If the inputs are sufficiently overdriven to drive the modulator to full duty cycle, all 1s or all 0s, the modulator enters a stable saturated state. The digital output code may clip to +FS or –FS, again depending on the duration. A small duration overdrive may not always clip the output code. When the input returns to the normal range, the modulator requires up to 12 modulator clock cycles (ƒMOD) to exit saturation and return to the linear region. The digital filter requires an additional 62 conversions for fully settled data (linear phase FIR).

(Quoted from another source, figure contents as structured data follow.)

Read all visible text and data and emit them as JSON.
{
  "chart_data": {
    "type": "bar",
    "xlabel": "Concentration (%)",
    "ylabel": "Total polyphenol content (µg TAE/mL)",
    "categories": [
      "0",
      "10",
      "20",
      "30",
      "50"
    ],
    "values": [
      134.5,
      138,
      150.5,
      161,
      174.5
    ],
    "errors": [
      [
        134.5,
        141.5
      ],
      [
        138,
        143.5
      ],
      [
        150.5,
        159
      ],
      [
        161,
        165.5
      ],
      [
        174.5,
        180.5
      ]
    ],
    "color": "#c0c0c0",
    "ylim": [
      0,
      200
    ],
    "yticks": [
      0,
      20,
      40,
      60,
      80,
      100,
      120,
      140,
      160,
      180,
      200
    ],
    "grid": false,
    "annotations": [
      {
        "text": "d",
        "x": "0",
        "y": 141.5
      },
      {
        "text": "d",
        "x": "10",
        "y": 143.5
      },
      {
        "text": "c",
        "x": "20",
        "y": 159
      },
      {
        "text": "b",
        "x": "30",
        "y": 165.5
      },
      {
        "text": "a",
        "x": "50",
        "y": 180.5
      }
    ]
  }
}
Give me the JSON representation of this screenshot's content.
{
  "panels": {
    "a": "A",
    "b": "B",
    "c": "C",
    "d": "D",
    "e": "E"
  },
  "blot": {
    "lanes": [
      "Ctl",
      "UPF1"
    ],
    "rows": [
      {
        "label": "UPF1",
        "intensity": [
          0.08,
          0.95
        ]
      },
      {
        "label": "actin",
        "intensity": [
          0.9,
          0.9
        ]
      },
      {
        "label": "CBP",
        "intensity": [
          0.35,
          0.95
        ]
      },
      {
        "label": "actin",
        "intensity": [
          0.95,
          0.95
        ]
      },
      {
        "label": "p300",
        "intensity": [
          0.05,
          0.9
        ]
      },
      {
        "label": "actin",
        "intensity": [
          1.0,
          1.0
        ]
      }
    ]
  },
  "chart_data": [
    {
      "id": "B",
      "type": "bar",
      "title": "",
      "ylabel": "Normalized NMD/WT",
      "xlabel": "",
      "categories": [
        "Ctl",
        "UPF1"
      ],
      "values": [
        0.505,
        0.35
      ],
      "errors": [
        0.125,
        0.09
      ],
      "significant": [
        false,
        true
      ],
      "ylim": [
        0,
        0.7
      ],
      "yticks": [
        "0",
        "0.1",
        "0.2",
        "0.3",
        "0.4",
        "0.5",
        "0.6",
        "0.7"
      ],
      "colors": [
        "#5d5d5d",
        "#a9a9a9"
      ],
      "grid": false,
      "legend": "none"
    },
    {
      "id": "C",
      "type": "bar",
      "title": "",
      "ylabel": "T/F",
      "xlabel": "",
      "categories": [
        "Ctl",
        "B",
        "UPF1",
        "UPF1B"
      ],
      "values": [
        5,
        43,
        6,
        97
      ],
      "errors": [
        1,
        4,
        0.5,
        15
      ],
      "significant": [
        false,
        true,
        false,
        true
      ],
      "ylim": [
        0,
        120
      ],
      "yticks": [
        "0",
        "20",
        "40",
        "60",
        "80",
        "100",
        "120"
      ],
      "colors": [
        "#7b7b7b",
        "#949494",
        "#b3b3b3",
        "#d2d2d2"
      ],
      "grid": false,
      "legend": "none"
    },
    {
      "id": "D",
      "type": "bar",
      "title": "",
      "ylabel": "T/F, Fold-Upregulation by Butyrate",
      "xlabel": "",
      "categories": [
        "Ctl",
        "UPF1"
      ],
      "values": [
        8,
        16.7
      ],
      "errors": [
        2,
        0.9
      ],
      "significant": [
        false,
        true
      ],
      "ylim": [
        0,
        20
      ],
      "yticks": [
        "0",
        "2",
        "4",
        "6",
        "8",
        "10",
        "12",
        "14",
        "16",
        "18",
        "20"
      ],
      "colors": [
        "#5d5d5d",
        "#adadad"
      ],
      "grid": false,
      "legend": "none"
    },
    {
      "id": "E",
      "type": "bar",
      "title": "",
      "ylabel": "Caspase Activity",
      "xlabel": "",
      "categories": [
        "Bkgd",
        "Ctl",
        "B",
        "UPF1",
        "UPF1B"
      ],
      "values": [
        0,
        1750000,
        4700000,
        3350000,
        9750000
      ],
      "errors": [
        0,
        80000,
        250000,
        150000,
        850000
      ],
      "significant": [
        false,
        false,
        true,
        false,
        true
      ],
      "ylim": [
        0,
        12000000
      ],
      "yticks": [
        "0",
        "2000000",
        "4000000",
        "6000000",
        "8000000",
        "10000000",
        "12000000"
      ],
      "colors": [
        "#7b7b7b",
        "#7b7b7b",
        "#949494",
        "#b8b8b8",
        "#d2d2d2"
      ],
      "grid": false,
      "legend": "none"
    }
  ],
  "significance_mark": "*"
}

In the extreme case of over-range, either input is overdriven, exceeding the voltage of either analog supply voltage plus an internal ESD diode drop. The internal diodes begin to conduct and the signal on the input is clipped. When the input overdrive is removed, the diodes recover quickly. Keep in mind that the input current must be limited to 100-mA peak or 10-mA continuous if an overvoltage condition is possible.